The Evolution Of Odd-Form (Article Overview)

Written By:
Gregory Holcomb and Tawnya Henderson

Published in Circuits Assembly Magazine January 2000.

The old adage, “time is money,” has never had more relevance than in today’s technologically advancing society. In the electronics industry especially, product-to-market cycles for computers, disk drives and portable computer products have shrunk from a few years to less than 12 months. The emergence of faster, better, and less expensive products is evolving at a rapid pace. Original equipment manufacturers (OEMs) and contract electronics manufacturers (CEMs) who wish to stay competitive in this global market must increase throughput, quality and production efficiency by automating when possible with the flexibility for quick change. Manual processes on the line must be scrutinized, with a goal of determining how to automate or optimize them.

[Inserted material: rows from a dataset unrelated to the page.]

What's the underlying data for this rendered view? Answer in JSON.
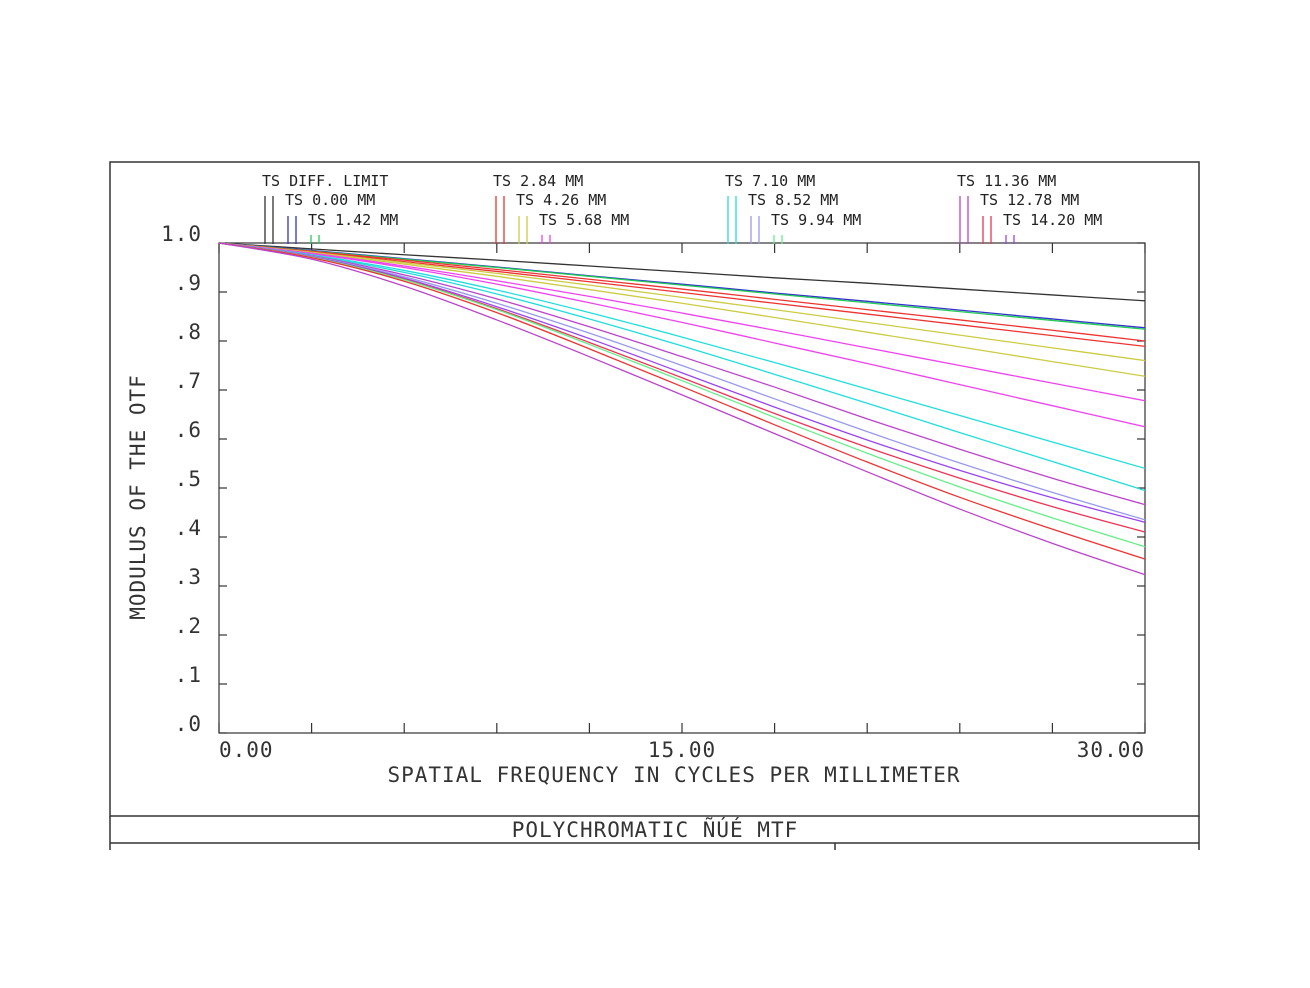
{
  "chart_data": {
    "type": "line",
    "title": "POLYCHROMATIC ÑÚÉ  MTF",
    "xlabel": "SPATIAL FREQUENCY IN CYCLES PER MILLIMETER",
    "ylabel": "MODULUS OF THE OTF",
    "xlim": [
      0,
      30
    ],
    "ylim": [
      0,
      1
    ],
    "x_tick_labels": [
      "0.00",
      "15.00",
      "30.00"
    ],
    "x_tick_values": [
      0,
      15,
      30
    ],
    "y_tick_labels": [
      ".0",
      ".1",
      ".2",
      ".3",
      ".4",
      ".5",
      ".6",
      ".7",
      ".8",
      ".9",
      "1.0"
    ],
    "y_tick_values": [
      0,
      0.1,
      0.2,
      0.3,
      0.4,
      0.5,
      0.6,
      0.7,
      0.8,
      0.9,
      1.0
    ],
    "grid": false,
    "legend_placement": "top",
    "x": [
      0,
      3,
      6,
      9,
      12,
      15,
      18,
      21,
      24,
      27,
      30
    ],
    "legend_groups": [
      {
        "label": "TS DIFF. LIMIT",
        "colors": [
          "#333333",
          "#333333"
        ]
      },
      {
        "label": "TS 0.00 MM",
        "colors": [
          "#3333cc",
          "#3333cc"
        ]
      },
      {
        "label": "TS 1.42 MM",
        "colors": [
          "#22cc55",
          "#22cc55"
        ]
      },
      {
        "label": "TS 2.84 MM",
        "colors": [
          "#ee3333",
          "#ee3333"
        ]
      },
      {
        "label": "TS 4.26 MM",
        "colors": [
          "#cccc44",
          "#cccc44"
        ]
      },
      {
        "label": "TS 5.68 MM",
        "colors": [
          "#ee44ee",
          "#ee44ee"
        ]
      },
      {
        "label": "TS 7.10 MM",
        "colors": [
          "#22dddd",
          "#22dddd"
        ]
      },
      {
        "label": "TS 8.52 MM",
        "colors": [
          "#9999ee",
          "#9999ee"
        ]
      },
      {
        "label": "TS 9.94 MM",
        "colors": [
          "#66ee88",
          "#66ee88"
        ]
      },
      {
        "label": "TS 11.36 MM",
        "colors": [
          "#bb44cc",
          "#bb44cc"
        ]
      },
      {
        "label": "TS 12.78 MM",
        "colors": [
          "#ee3355",
          "#ee3355"
        ]
      },
      {
        "label": "TS 14.20 MM",
        "colors": [
          "#9944ee",
          "#9944ee"
        ]
      }
    ],
    "series": [
      {
        "color": "#333333",
        "values": [
          1.0,
          0.988,
          0.976,
          0.965,
          0.953,
          0.941,
          0.929,
          0.918,
          0.906,
          0.894,
          0.882
        ]
      },
      {
        "color": "#3333cc",
        "values": [
          1.0,
          0.985,
          0.968,
          0.951,
          0.933,
          0.916,
          0.898,
          0.881,
          0.863,
          0.845,
          0.827
        ]
      },
      {
        "color": "#22cc55",
        "values": [
          1.0,
          0.984,
          0.967,
          0.95,
          0.932,
          0.914,
          0.896,
          0.878,
          0.86,
          0.842,
          0.824
        ]
      },
      {
        "color": "#ee3333",
        "values": [
          1.0,
          0.983,
          0.965,
          0.946,
          0.926,
          0.906,
          0.885,
          0.864,
          0.843,
          0.822,
          0.8
        ]
      },
      {
        "color": "#ee3333",
        "values": [
          1.0,
          0.982,
          0.962,
          0.942,
          0.921,
          0.899,
          0.877,
          0.855,
          0.833,
          0.811,
          0.789
        ]
      },
      {
        "color": "#cccc44",
        "values": [
          1.0,
          0.981,
          0.96,
          0.938,
          0.914,
          0.889,
          0.864,
          0.838,
          0.812,
          0.786,
          0.76
        ]
      },
      {
        "color": "#cccc44",
        "values": [
          1.0,
          0.98,
          0.957,
          0.932,
          0.905,
          0.877,
          0.848,
          0.818,
          0.788,
          0.758,
          0.728
        ]
      },
      {
        "color": "#ee44ee",
        "values": [
          1.0,
          0.979,
          0.953,
          0.923,
          0.891,
          0.857,
          0.822,
          0.786,
          0.75,
          0.714,
          0.678
        ]
      },
      {
        "color": "#ee44ee",
        "values": [
          1.0,
          0.978,
          0.95,
          0.916,
          0.878,
          0.838,
          0.796,
          0.754,
          0.711,
          0.668,
          0.625
        ]
      },
      {
        "color": "#22dddd",
        "values": [
          1.0,
          0.976,
          0.944,
          0.904,
          0.858,
          0.808,
          0.756,
          0.702,
          0.648,
          0.594,
          0.54
        ]
      },
      {
        "color": "#22dddd",
        "values": [
          1.0,
          0.975,
          0.94,
          0.896,
          0.845,
          0.79,
          0.732,
          0.673,
          0.613,
          0.554,
          0.495
        ]
      },
      {
        "color": "#bb44cc",
        "values": [
          1.0,
          0.974,
          0.935,
          0.886,
          0.829,
          0.768,
          0.706,
          0.641,
          0.579,
          0.52,
          0.466
        ]
      },
      {
        "color": "#9999ee",
        "values": [
          1.0,
          0.973,
          0.931,
          0.877,
          0.816,
          0.75,
          0.682,
          0.615,
          0.551,
          0.491,
          0.435
        ]
      },
      {
        "color": "#9944ee",
        "values": [
          1.0,
          0.972,
          0.928,
          0.87,
          0.805,
          0.735,
          0.665,
          0.598,
          0.536,
          0.48,
          0.43
        ]
      },
      {
        "color": "#ee3355",
        "values": [
          1.0,
          0.971,
          0.926,
          0.866,
          0.797,
          0.725,
          0.652,
          0.583,
          0.52,
          0.462,
          0.41
        ]
      },
      {
        "color": "#66ee88",
        "values": [
          1.0,
          0.971,
          0.925,
          0.864,
          0.793,
          0.719,
          0.644,
          0.571,
          0.502,
          0.439,
          0.38
        ]
      },
      {
        "color": "#ee3333",
        "values": [
          1.0,
          0.97,
          0.922,
          0.858,
          0.784,
          0.707,
          0.629,
          0.553,
          0.481,
          0.416,
          0.355
        ]
      },
      {
        "color": "#bb44cc",
        "values": [
          1.0,
          0.967,
          0.912,
          0.843,
          0.768,
          0.69,
          0.611,
          0.533,
          0.457,
          0.387,
          0.323
        ]
      }
    ]
  }
}
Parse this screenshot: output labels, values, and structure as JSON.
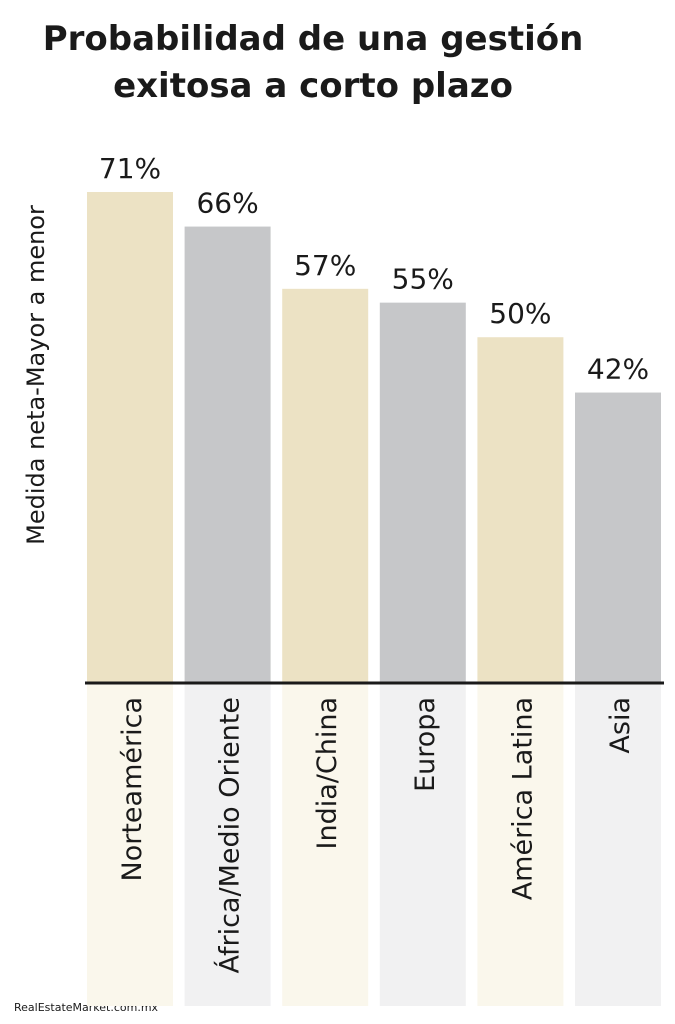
{
  "chart_data": {
    "type": "bar",
    "title": [
      "Probabilidad de una gestión",
      "exitosa a corto plazo"
    ],
    "y_label": "Medida neta-Mayor a menor",
    "categories": [
      "Norteamérica",
      "África/Medio Oriente",
      "India/China",
      "Europa",
      "América Latina",
      "Asia"
    ],
    "values": [
      71,
      66,
      57,
      55,
      50,
      42
    ],
    "value_labels": [
      "71%",
      "66%",
      "57%",
      "55%",
      "50%",
      "42%"
    ],
    "colors": [
      "#ece2c4",
      "#c6c7c9",
      "#ece2c4",
      "#c6c7c9",
      "#ece2c4",
      "#c6c7c9"
    ],
    "panel_colors": [
      "#faf7ec",
      "#f1f1f2",
      "#faf7ec",
      "#f1f1f2",
      "#faf7ec",
      "#f1f1f2"
    ],
    "source": "RealEstateMarket.com.mx"
  }
}
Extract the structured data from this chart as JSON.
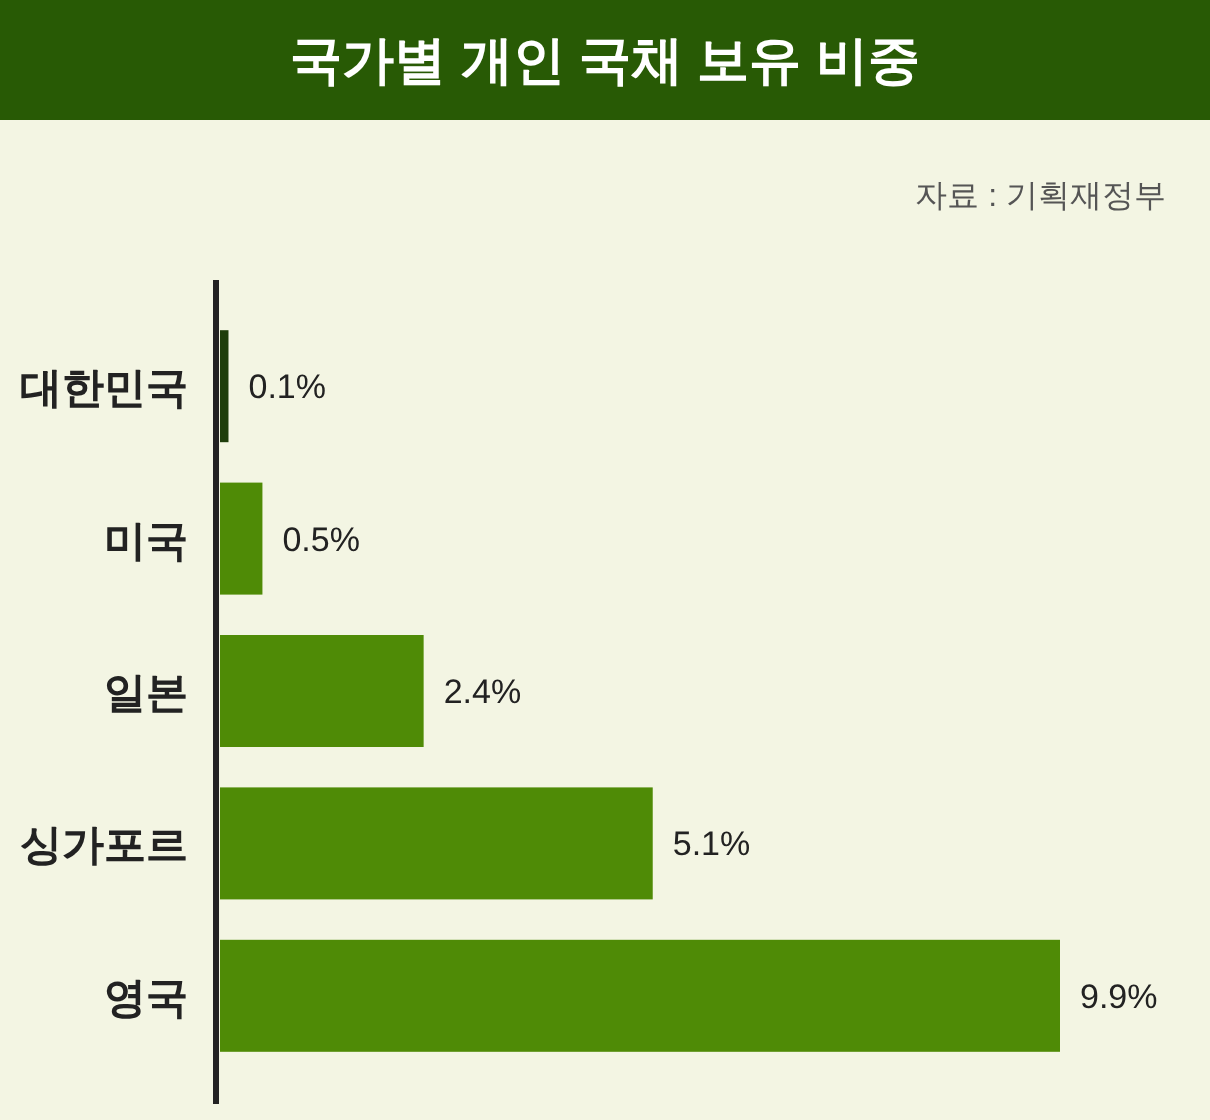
{
  "chart_data": {
    "type": "bar",
    "orientation": "horizontal",
    "title": "국가별 개인 국채 보유 비중",
    "annotations": [
      "자료 : 기획재정부"
    ],
    "categories": [
      "대한민국",
      "미국",
      "일본",
      "싱가포르",
      "영국"
    ],
    "values": [
      0.1,
      0.5,
      2.4,
      5.1,
      9.9
    ],
    "colors": [
      "#1e3d0b",
      "#4f8b06",
      "#4f8b06",
      "#4f8b06",
      "#4f8b06"
    ],
    "value_labels": [
      "0.1%",
      "0.5%",
      "2.4%",
      "5.1%",
      "9.9%"
    ]
  }
}
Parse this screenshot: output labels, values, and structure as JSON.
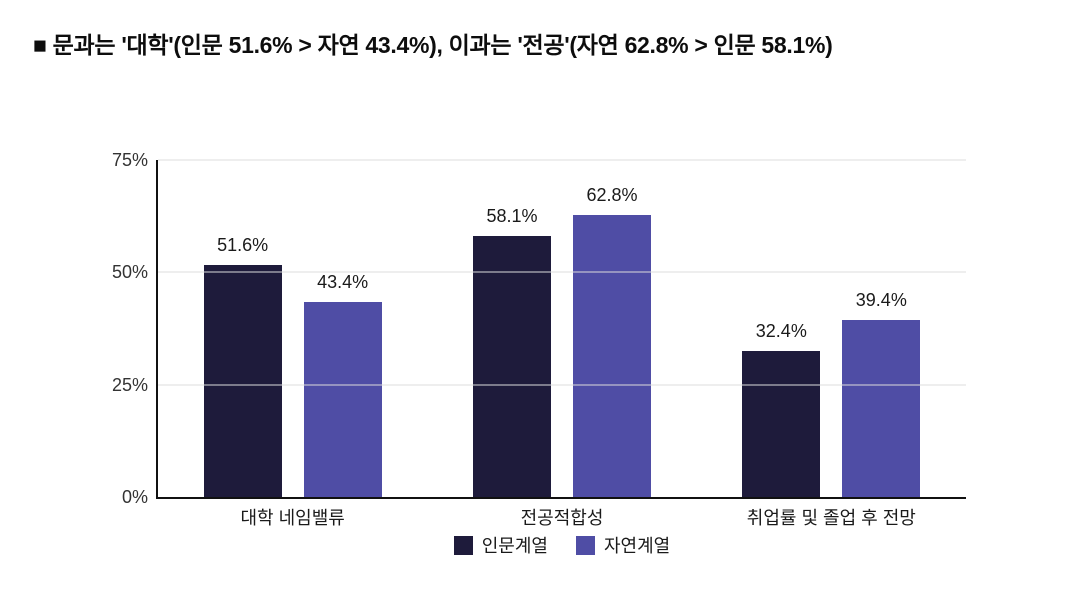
{
  "title": "■ 문과는 '대학'(인문 51.6% > 자연 43.4%), 이과는 '전공'(자연 62.8% > 인문 58.1%)",
  "colors": {
    "series_humanities": "#1e1b3b",
    "series_natural": "#4f4da5",
    "axis": "#111111",
    "gridline": "#dcdcdc",
    "text": "#1a1a1a"
  },
  "chart_data": {
    "type": "bar",
    "title": "■ 문과는 '대학'(인문 51.6% > 자연 43.4%), 이과는 '전공'(자연 62.8% > 인문 58.1%)",
    "categories": [
      "대학 네임밸류",
      "전공적합성",
      "취업률 및 졸업 후 전망"
    ],
    "series": [
      {
        "name": "인문계열",
        "color": "#1e1b3b",
        "values": [
          51.6,
          58.1,
          32.4
        ]
      },
      {
        "name": "자연계열",
        "color": "#4f4da5",
        "values": [
          43.4,
          62.8,
          39.4
        ]
      }
    ],
    "value_suffix": "%",
    "xlabel": "",
    "ylabel": "",
    "ylim": [
      0,
      75
    ],
    "yticks": [
      "0%",
      "25%",
      "50%",
      "75%"
    ],
    "ytick_values": [
      0,
      25,
      50,
      75
    ],
    "grid": true,
    "legend_position": "bottom"
  }
}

The Reality and Perpetuation of Odd-Form
Odd-form assembly is among the inefficient manual processes still found on production lines globally. It is the placement of components that may have an unusual shape; require special handling; have a low part count on the board; or have other issues that do not allow them to be easily automated by dedicated pick-and-place systems. Typically, these odd-form components have been assembled. Due to a diverse nature and the previous lack of justifiable, robust solutions, odd-form assembly has often been considered the last holdout for automation. However, the automation of odd-form is becoming a growing reality for industry leaders who realize it is an unnecessary roadblock to complete line optimization.

Odd-form assembly does not have to be a manual process. For those who have already begun to automate these remaining manual processes on their production lines, the results have more than justified the investment. Some industry leaders cite significant annual savings in rework alone, with 75 percent fewer defects across a single line. With these kind of results and the availability of both fully and semiautomatic assembly systems, automating existing manual odd-form processes on the production line makes good business sense.